Я начал кое-что замечать. Ночами, после представлений, иногда я замечал, что чувствую… уныние — пожалуй, я бы это назвал так. Когда битком набитый клуб смеется над твоими прибаутками, хлопает тебе, — это такой кайф, от которого трудно отойти. Но от этого ничуть не легче проводить сумеречные часы в одиночестве, пялясь на скверную живопись на стенах гостиничного номера. После таких бурных выражений любви пустая комната действовала на меня удручающе: я ощущал себя еще более одиноким. Конечно, можно было проводить время с Сидом, но Сид, пусть и друг мне, все-таки не мог бы поднять мне настроение. Оставалось спиртное, но привыкать к нему у меня не было никакого желания. Еще была Томми. Стоило мне только подумать о ней после представления, лежа на кровати и глядя в потолок, и я начинал думать о ней все больше. Чем больше я о ней думал, тем больше мне хотелось услышать ее голос. Я звонил, слышал ее голос… и мне делалось еще более одиноко. Иногда, когда на меня нападала такая тоска, я позволял себе выпить полпорции чего-нибудь, потом засыпал. Если везло, мне снилась Томми.

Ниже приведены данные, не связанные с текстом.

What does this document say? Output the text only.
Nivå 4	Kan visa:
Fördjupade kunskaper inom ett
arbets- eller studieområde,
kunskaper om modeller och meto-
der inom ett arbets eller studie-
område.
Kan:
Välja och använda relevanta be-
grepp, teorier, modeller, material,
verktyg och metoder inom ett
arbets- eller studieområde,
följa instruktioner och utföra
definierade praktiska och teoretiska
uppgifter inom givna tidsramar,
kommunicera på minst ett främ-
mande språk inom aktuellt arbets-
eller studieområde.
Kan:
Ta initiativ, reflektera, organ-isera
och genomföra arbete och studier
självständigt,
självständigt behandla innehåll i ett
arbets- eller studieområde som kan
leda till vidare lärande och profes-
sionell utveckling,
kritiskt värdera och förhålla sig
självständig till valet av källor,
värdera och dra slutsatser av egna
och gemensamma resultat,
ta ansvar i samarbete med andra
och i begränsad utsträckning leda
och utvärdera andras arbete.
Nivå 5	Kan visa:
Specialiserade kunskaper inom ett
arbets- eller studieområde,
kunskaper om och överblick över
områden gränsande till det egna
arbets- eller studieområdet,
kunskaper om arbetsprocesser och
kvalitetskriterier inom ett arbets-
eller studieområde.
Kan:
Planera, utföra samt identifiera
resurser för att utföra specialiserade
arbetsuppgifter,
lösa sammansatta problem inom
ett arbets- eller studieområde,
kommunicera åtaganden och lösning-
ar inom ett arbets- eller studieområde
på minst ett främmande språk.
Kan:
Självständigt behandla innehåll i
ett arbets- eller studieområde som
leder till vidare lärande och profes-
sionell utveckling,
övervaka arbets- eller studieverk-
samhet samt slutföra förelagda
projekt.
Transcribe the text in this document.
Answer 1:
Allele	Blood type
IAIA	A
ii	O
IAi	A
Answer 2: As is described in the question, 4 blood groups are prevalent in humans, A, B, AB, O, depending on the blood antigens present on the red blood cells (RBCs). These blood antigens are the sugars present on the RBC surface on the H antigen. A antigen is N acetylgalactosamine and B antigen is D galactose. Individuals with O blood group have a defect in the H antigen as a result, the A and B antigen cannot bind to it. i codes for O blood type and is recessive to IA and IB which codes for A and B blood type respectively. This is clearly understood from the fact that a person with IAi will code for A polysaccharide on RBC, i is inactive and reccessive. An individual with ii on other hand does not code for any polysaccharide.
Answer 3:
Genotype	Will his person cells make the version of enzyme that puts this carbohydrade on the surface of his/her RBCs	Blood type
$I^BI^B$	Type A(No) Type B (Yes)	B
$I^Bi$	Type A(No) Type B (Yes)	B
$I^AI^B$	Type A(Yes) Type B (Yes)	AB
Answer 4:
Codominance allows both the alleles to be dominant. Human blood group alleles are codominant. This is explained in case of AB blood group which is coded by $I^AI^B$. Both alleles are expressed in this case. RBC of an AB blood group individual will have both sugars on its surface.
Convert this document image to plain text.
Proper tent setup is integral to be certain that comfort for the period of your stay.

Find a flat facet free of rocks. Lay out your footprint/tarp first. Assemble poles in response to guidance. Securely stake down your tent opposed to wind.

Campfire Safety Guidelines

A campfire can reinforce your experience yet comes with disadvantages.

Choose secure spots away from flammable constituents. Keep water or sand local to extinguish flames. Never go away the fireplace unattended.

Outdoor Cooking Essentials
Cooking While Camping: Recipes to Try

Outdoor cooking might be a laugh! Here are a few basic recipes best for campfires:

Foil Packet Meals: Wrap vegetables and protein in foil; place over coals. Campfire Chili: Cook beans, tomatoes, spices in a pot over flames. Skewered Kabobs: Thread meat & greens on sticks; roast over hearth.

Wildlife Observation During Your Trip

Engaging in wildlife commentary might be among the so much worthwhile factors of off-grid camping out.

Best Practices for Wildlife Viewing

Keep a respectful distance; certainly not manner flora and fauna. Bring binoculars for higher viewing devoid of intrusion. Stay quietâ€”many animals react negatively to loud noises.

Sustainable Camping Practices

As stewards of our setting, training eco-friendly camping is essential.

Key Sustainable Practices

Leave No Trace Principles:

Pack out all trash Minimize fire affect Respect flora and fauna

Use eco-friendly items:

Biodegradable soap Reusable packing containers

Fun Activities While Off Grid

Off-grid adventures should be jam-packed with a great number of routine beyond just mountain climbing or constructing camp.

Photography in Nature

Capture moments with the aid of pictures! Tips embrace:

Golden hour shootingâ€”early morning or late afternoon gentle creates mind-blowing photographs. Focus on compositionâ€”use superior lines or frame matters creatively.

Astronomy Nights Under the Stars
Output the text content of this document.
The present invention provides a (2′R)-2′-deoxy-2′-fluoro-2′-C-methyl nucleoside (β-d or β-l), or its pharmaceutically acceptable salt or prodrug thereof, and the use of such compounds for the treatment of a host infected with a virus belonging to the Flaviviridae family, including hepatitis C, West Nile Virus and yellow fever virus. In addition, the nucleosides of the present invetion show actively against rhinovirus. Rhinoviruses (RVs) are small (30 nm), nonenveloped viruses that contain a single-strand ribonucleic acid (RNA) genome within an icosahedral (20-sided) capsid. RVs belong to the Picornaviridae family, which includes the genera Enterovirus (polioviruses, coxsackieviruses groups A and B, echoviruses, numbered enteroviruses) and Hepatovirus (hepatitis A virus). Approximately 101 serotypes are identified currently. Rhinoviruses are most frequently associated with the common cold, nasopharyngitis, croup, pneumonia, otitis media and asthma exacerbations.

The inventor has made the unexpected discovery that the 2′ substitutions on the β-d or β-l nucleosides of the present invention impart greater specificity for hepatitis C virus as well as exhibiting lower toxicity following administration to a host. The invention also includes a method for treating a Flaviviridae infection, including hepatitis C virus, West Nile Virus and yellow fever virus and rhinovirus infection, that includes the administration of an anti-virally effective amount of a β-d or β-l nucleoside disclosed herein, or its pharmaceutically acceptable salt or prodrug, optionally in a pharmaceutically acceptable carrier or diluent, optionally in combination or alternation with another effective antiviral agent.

После Милуоки был Чикаго, где я выступал на разогреве у Вика Деймона, Синатры-младшего, в «Сент-Клэре». Его жена, эта итальянская красотка-актриса, приходила в клуб каждый вечер. И каждый вечер, слушая, как поет муж, плакала чуть ли не навзрыд. Видно, совсем от него без ума была.
Я трудился над этими чикагскими представлениями. Трудился изо всех сил. Я оттачивал и шлифовал свою программу. Уплотнил ее, потом сделал еще плотнее. Я чувствовал себя бойцом, который готовится к сражению. Эта неделя в Чикаго была моей последней неделей перед отъездом в Майами, перед тем, как через «Фонтенбло» проложить путь к «Копе».
А еще это была последняя неделя моей жизни, в которой мне едва не довелось подвергнуться линчеванию.
Майами был жемчужиной, раем для отдыхающих, состоявшим из гостиниц в стиле «ар деко» и пляжных курортов. Родной дом для богачей, пристанище для звезд, игровая площадка для всех, у кого достаточно денег, чтобы ими швыряться. Майами был восточным Голливудом, Лас-Вегасом с океанским побережьем. Шик, блеск, прибой и солнце.
И вот там-то жило самое отъявленное белое отребье, гопники, самые оголтелые негроненавистники во всей Америке. А почему бы нет? Флорида расположена на юге Америки. Виргиния, Северная и Южная Каролина, а затем уж Флорида — еще южнее. Миссисипи, Алабама, — и вам нужно еще немного проехать к югу, чтобы попасть во Флориду. Флорида — это еще ниже.
Совершенная преисподняя.
Это сходство пришло мне на ум значительно позже.
Как только мы с Сидом вышли из вагона поезда, нам сразу же бросились в глаза знаки и таблички расистского характера. Они были буквально повсюду. ТОЛЬКО ДЛЯ БЕЛЫХ. ЦВЕТНЫМ ВХОД ВОСПРЕЩЕН. Одна очень мило гласила: СОБАКИ И НИГГЕРЫ НЕ ДОПУСКАЮТСЯ.